We next explored if Rab10 regulates Piezo’s function via additional mechanisms. Prior reports showed that Piezo1’s activity is related to integrin-matrix interactions, and that integrin signaling pathways are essential for Piezo1’s activation upon membrane shear due to fluid flow in endothelial cells [40]. In turn, Piezo1 is important for the activity of Itgb1 in epithelial cells [41]. Moreover, it was previously reported that Rab11 induces Itgb1 surface expression [42]. Considering the synergy and partial redundancy among Rabs in transporting and trafficking [33], we reasoned that Rab10 may play a role in regulating the localization of mys, the fly ortholog of Itgb1, in response to neural injury. We first interrogated the surface expression of mys in C3da neurons using a fosmid transgenic strain that reflects the endogenous expression of mys [43], mys^{fTRG00932.sfGFP-TVPTBF} (mys-V5) and non-permeable immunostaining for the V5 tag. We detected an over 1.5-fold increase of surface mys fluorescence intensity in WT neurons at 24 h AI compared to the uninjured control (Fig 5A and 5B). However, mys surface expression remained unchanged after injury in neurons overexpressing Rab10-DN (Fig 5A and 5B), indicating that the surface expression of mys is increased in response to axotomy in a Rab10-dependent manner. To determine the cellular origin of the mys expression that we had observed, we quantified the anti-mys immunostaining in WT larvae and the anti-V5 surface immunostaining in the mys-V5 stain, and compared those to C3da neurons with mys knockdown using two independent mys RNAis. We found that the immunostaining signal was significantly reduced after mys knockdown with and without axotomy (S10A and S10B Fig), suggesting that at least a substantial fraction of mys comes from C3da neurons. Interestingly, in C3da neurons expressing mys RNAi, Piezo’s peripheral/intracellular GFP-Piezo intensity ratio was modestly decreased after injury (Fig 5C and 5D), potentially implicating mys in regulating Piezo’s anchorage and function. Meanwhile, the percentage of axon tips showing Piezo enrichment at 24 h AI was substantially reduced in mys knockdown neurons compared with WT (S11 Fig).

Fig 5. mys genetically interacts with Piezo to suppress axon regrowth.

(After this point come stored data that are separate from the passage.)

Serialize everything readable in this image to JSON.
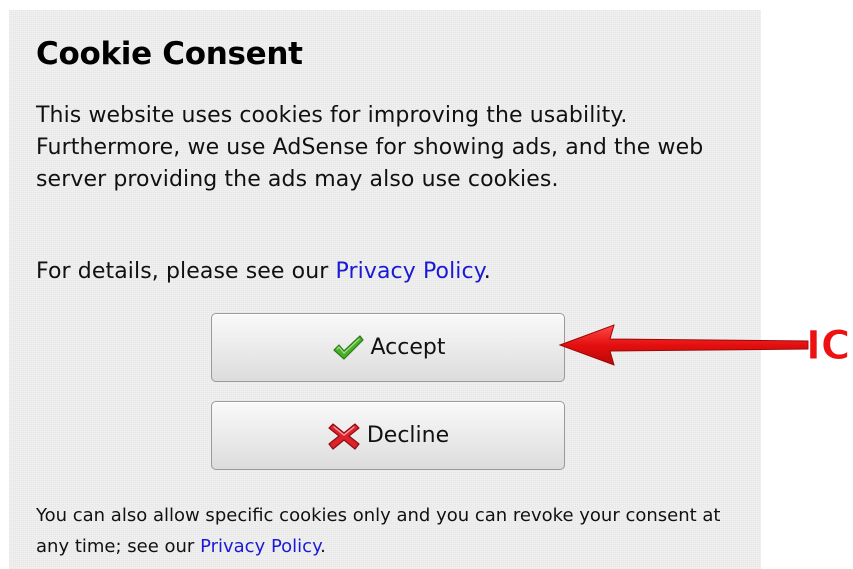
{
  "dialog": {
    "title": "Cookie Consent",
    "intro": "This website uses cookies for improving the usability. Furthermore, we use AdSense for showing ads, and the web server providing the ads may also use cookies.",
    "details_prefix": "For details, please see our ",
    "details_link": "Privacy Policy",
    "details_suffix": ".",
    "accept_label": "Accept",
    "decline_label": "Decline",
    "footer_prefix": "You can also allow specific cookies only and you can revoke your consent at any time; see our ",
    "footer_link": "Privacy Policy",
    "footer_suffix": "."
  },
  "icons": {
    "accept": "checkmark-icon",
    "decline": "red-x-icon"
  },
  "annotation": {
    "label": "ICI",
    "color": "#ee1111"
  },
  "colors": {
    "panel_background": "#f1f1f1",
    "link": "#1a1ad6",
    "check_green": "#4caf2a",
    "decline_red": "#e0202a"
  }
}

(A) Non-permeabilized immunostaining for V5 is used to assess mys surface expression, which is increased in WT neurons after injury but not in neurons expressing Rab10-DN. C3da cell bodies are marked by magenta dotted lines, and the injury sites are marked by dotted yellow circles. Axon tips are marked by double arrowheads. Scale bar, 20 μm (left panel) and 10 μm (right panel, enlarged view). (B) Quantification of mys surface expression on soma (magenta outline) before and after injury. Somas overlapping with non-specific staining aggregates were NOT analyzed. Analyzed by two-way ANOVA followed by Holm-Sidak’s multiple comparisons test. n = 5, 13, 13, and 18 neurons. (C) Knocking down mys in C3da neurons reduces Piezo’s peripheral/intracellular GFP-Piezo intensity ratio in C3da neurons after injury. C3da cell bodies are marked by a dotted white line. Scale bar, 10 μm. (D) Quantification of GFP-Piezo fluorescence. Uninjured: n = 8, 12 neurons; 24 h AI: n = 16 and 13 neurons. Analyzed by two-way ANOVA followed by Holm-Sidak’s multiple comparisons test. (E and F) Axon regeneration is enhanced in mys mutants and mys knockdown. C3da neuron axons were severed and their regeneration was assayed at 72 h AI (E). The injury site is marked by the dashed circle and regenerating axon is labeled by arrowheads. Scale bar, 20 μm. Quantification of axon regeneration percentage and index shown in (F). Upper panel: regeneration percentage, data are analyzed by Fisher’s exact test, p = 0.0013, p < 0.0001, p < 0.0001. Lower panel: regeneration index, analyzed by one-way ANOVA followed by Dunnett’s multiple comparisons test. n = 37, 22, 16 and 47 neurons. (G and H) Axon regeneration is significantly enhanced in mys and Piezo transheterozygotes, as well as in zip and Piezo transheterozygotes. C3da neuron axons were severed and their regeneration was assayed at 72 h AI (G). The injury site is marked by the dashed circle, regenerating and non-regenerating axons are marked by arrowheads and arrow. Scale bar, 20 μm. Quantification of axon regeneration shown in (H). Upper panel: regeneration percentage, data are analyzed by Fisher’s exact test, p = 0.2611, p = 0.1372, p = 0.0044, p < 0.0001, p = 0.0133, p < 0.0001. Lower panel: regeneration index, analyzed by one-way ANOVA followed by Dunnett’s multiple comparisons test. n = 37, 36, 15, 33, 49, 27, and 40 neurons. *p < 0.05, **p < 0.01, ***p < 0.001.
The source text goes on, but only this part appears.